A year from that letter, what's happening? Definitely not law school...possibly film school for a master's, but I haven't decided if that's what I want yet. Right now I'm looking forward to taking a short break before entering the real world. It wasn't an easy decision but I trust myself that it's the right one. I don't just want to continue on in school because I'm scared of not knowing what I want to do, that's dumb-instead, I'm taking the time to truly figure out what I want to do in my life. I'm still in shock that I'm graduating in less than a month (and I'll be done with school a week before I get to walk on stage at the Greek)--I can't believe how quickly my time at Cal is coming to an end. I'm lucky in that I get to stay here until mid-July, but after that I'm fairly certain that I'll be moving back to Los Angeles. As excited as I am about that, I'm really going to miss the Bay Area and I'm really going to miss a lot of the people who will still be up here. Can't win 'em all, I suppose. In any case, I'm at peace with the way things are going.

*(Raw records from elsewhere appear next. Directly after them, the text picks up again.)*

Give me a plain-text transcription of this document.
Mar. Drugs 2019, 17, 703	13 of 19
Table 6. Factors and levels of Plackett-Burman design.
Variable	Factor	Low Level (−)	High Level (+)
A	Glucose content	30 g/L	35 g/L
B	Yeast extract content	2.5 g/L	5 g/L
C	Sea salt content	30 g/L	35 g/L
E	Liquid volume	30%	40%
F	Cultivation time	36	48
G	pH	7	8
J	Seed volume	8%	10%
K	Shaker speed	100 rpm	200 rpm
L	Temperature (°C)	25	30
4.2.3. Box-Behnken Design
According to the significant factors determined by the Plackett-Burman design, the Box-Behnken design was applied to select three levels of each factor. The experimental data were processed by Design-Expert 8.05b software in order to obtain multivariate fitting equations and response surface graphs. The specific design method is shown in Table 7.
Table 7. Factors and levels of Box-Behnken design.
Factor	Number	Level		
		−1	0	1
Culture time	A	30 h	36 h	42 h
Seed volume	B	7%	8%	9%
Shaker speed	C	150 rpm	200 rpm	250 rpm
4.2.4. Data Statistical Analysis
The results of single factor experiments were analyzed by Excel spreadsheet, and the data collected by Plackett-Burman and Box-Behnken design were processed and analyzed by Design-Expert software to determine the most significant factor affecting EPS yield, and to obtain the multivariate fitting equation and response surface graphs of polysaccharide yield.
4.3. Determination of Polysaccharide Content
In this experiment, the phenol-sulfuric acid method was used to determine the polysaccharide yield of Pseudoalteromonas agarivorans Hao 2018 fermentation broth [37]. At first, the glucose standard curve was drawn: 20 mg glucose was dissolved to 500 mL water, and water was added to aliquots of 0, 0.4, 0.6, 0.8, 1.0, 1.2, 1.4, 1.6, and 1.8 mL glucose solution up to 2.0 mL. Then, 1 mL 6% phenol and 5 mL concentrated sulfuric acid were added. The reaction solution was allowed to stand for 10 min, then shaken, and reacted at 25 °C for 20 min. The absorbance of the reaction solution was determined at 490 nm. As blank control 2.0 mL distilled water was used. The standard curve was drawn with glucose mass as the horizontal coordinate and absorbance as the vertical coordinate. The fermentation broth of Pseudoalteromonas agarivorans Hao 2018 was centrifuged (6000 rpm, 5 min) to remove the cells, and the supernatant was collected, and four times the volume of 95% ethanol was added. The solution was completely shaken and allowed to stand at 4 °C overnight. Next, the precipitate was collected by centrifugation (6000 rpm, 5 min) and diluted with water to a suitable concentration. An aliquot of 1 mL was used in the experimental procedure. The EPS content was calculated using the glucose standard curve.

You'd better not be spending all of your Friday nights in studying. Haha, I've got to say that I love how well I know myself. Yesterday I was telling a friend how I felt guilty for going out on a Friday, and he was like, "it's a Friday night! in college! if you're studying, you're doing something wrong." The last few weeks, I've definitely been making a point to go out because it is my last semester in college with my friends-why not?
"...you are worth the world. Don't you dare date someone who thinks otherwise! And put yourself before anyone else, always always always." Wise words to remember, self.
It's only been a year since this letter was sent, and yet so many things have changed that it's unbelievable. Next year is one of transition and will undoubtably be full of adventures and surprises; I'm excited to watch it all play out and see what happens.